Prévention, où t'es ?

Je pense avant tout à ceux dont la solitude face à cela trouvera je l’espère un écho, un reflet, une identification positive, un soutien indirect. Je pense à cet homme qui a probablement énormément souffert, au courage qu’il y a à parler de cette souffrance-là, quelle que soit sa démarche, sans juger – mais sans occulter non plus - le contexte qu’il a choisi pour cela.

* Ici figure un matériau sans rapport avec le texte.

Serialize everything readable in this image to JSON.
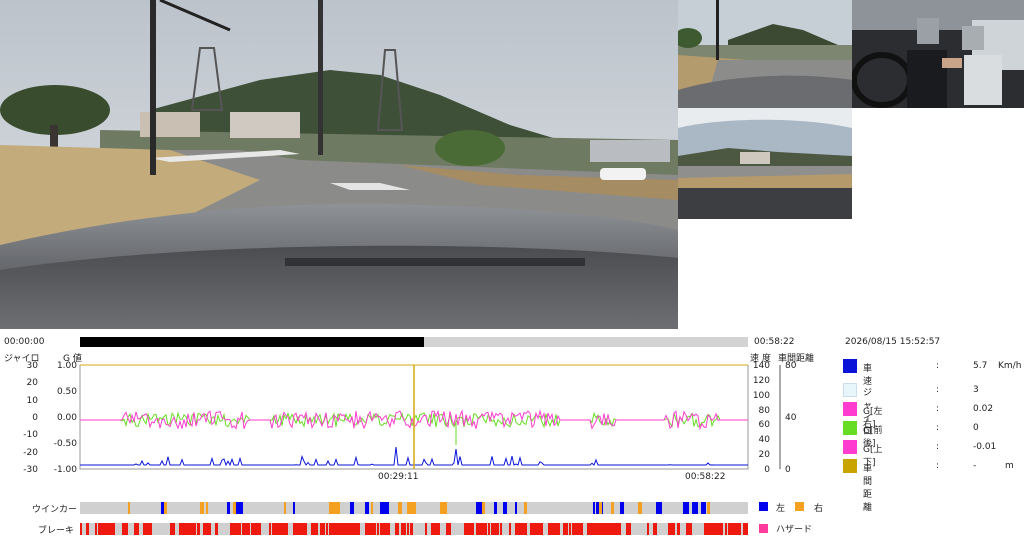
{
  "timeline": {
    "start": "00:00:00",
    "end": "00:58:22",
    "progress": 0.515
  },
  "datetime": "2026/08/15 15:52:57",
  "chart_left": {
    "gyro_label": "ジャイロ",
    "g_label": "G 値",
    "gyro_ticks": [
      "30",
      "20",
      "10",
      "0",
      "-10",
      "-20",
      "-30"
    ],
    "g_ticks": [
      "1.00",
      "0.50",
      "0.00",
      "-0.50",
      "-1.00"
    ]
  },
  "chart_right": {
    "speed_label": "速 度",
    "distance_label": "車間距離",
    "speed_ticks": [
      "140",
      "120",
      "100",
      "80",
      "60",
      "40",
      "20",
      "0"
    ],
    "distance_ticks": [
      "80",
      "40",
      "0"
    ]
  },
  "x_axis": {
    "mid": "00:29:11",
    "end": "00:58:22",
    "cursor": 0.5
  },
  "legend": [
    {
      "name": "車速",
      "colon": ":",
      "value": "5.7",
      "unit": "Km/h",
      "color": "#0a14d8"
    },
    {
      "name": "ジャイロ",
      "colon": ":",
      "value": "3",
      "unit": "",
      "color": "#e6f6fb"
    },
    {
      "name": "G[左右]",
      "colon": ":",
      "value": "0.02",
      "unit": "",
      "color": "#ff3ccf"
    },
    {
      "name": "G[前後]",
      "colon": ":",
      "value": "0",
      "unit": "",
      "color": "#66dd22"
    },
    {
      "name": "G[上下]",
      "colon": ":",
      "value": "-0.01",
      "unit": "",
      "color": "#ff3ccf"
    },
    {
      "name": "車間距離",
      "colon": ":",
      "value": "-",
      "unit": "m",
      "color": "#c9a400"
    }
  ],
  "winker": {
    "label": "ウインカー",
    "left_label": "左",
    "right_label": "右",
    "left_color": "#0000ee",
    "right_color": "#f4a020"
  },
  "brake": {
    "label": "ブレーキ",
    "hazard_label": "ハザード",
    "brake_color": "#ee1a10",
    "hazard_color": "#ff3c9b"
  },
  "video_labels": {
    "main": "front-camera",
    "rear_right": "driver-camera",
    "rear": "rear-camera"
  }
}
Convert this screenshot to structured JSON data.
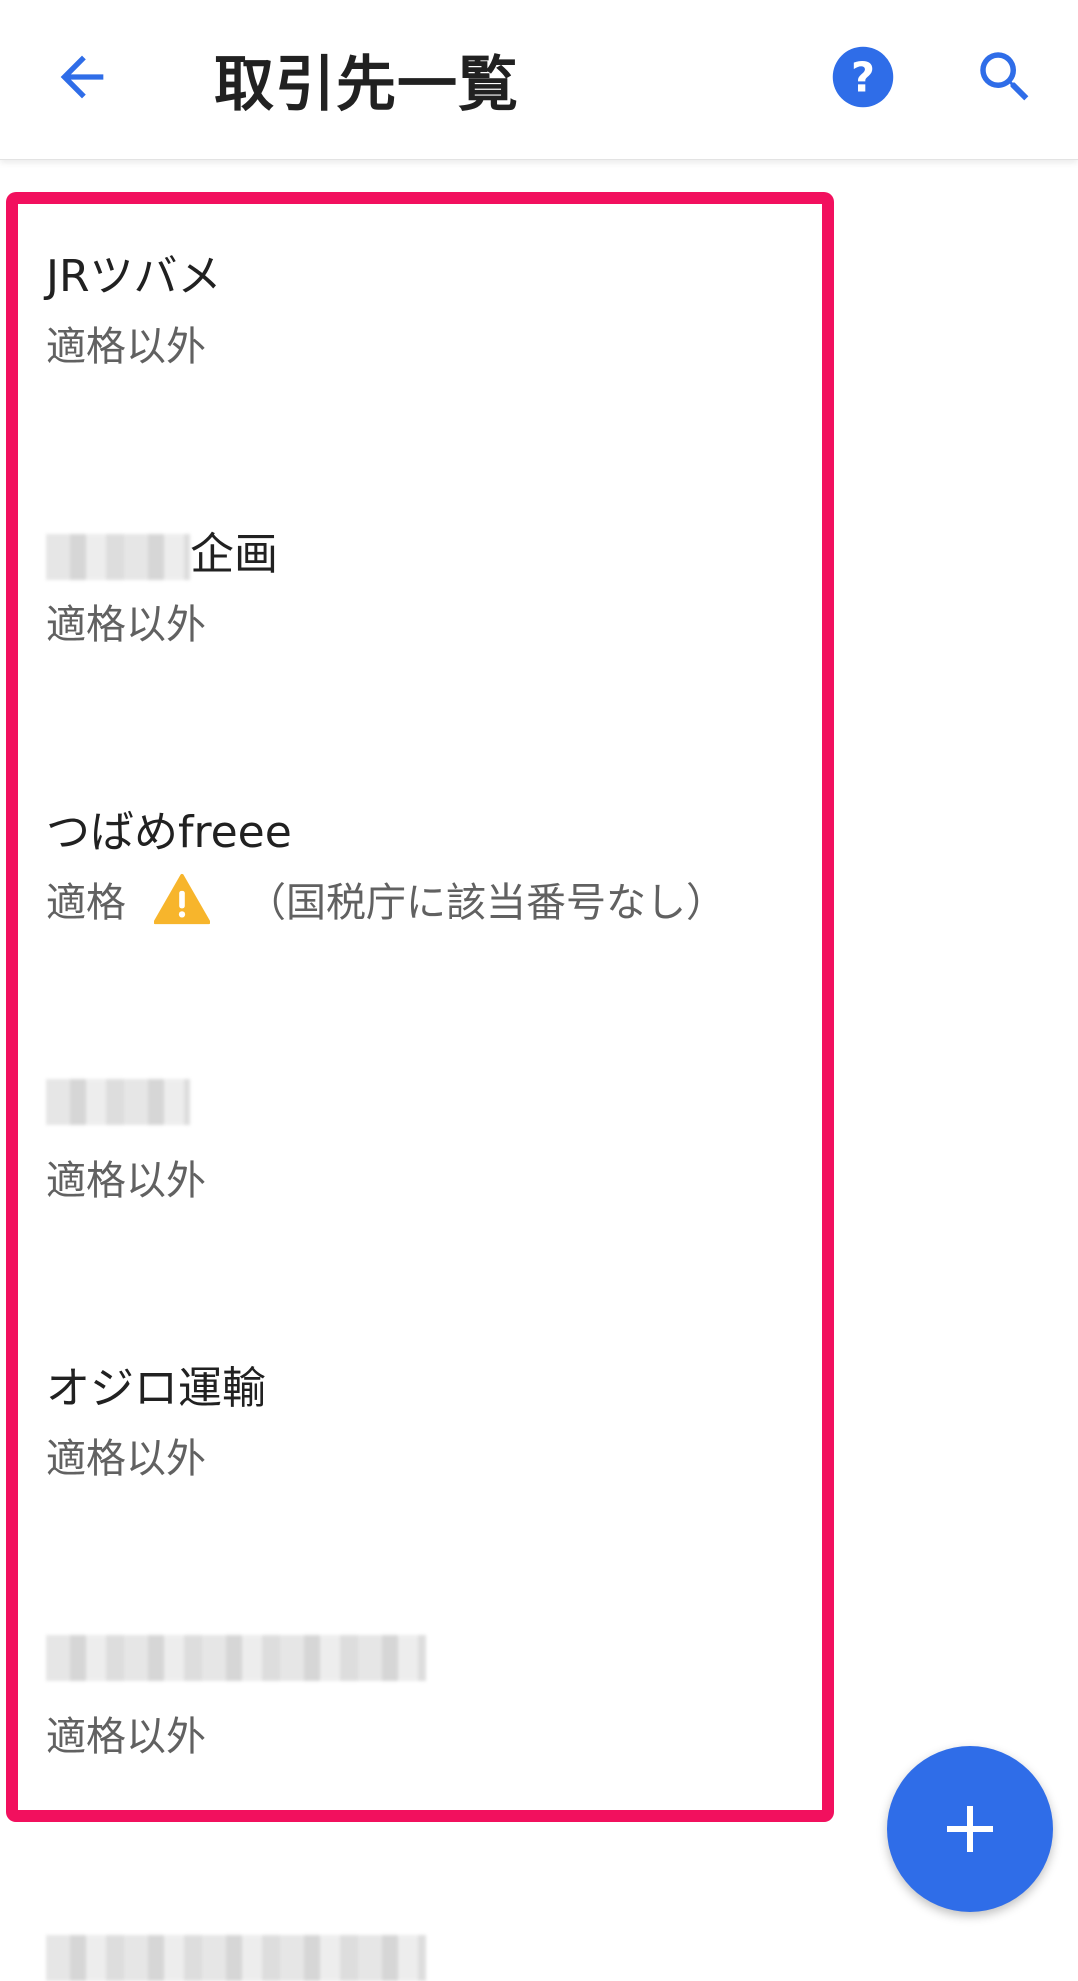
{
  "header": {
    "title": "取引先一覧"
  },
  "items": [
    {
      "name": "JRツバメ",
      "status": "適格以外"
    },
    {
      "name_suffix": "企画",
      "status": "適格以外"
    },
    {
      "name": "つばめfreee",
      "status": "適格",
      "note": "（国税庁に該当番号なし）"
    },
    {
      "status": "適格以外"
    },
    {
      "name": "オジロ運輸",
      "status": "適格以外"
    },
    {
      "status": "適格以外"
    }
  ],
  "colors": {
    "accent": "#2f6de8",
    "highlight": "#f2105e",
    "warning": "#f7b52c"
  },
  "icons": [
    "arrow-back-icon",
    "help-icon",
    "search-icon",
    "warning-icon",
    "plus-icon"
  ]
}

Si je reste mal à l’aise depuis cette intervention et encore plus depuis les innombrables répercussions dont j’ai pu avoir connaissance depuis, c’est peut-être justement en raison de ce contexte. Un contexte médiatico-social qui prend rapidement le pas sur tout le reste. Un buzz dont les conséquences me posent vraiment question. Ces retombées, dont j’exclus volontairement les gratitudes personnelles et l’admiration envers l’artiste et l’humain, sont essentiellement de deux ordres et, point essentiel, souvent combinées et amalgamées. Tout d’abord des considérations en termes de communication voire de marketing, louant l’efficacité et la créativité de l’artiste pour véhiculer un message et toucher un large cœur de cible. Mais aussi un aspect plus sanitaire, de très nombreux soignants félicitant l’individu de concourir à la déstigmatisation de la dépression, voire de faire acte de prévention, rappelant au passage les dispositifs existants.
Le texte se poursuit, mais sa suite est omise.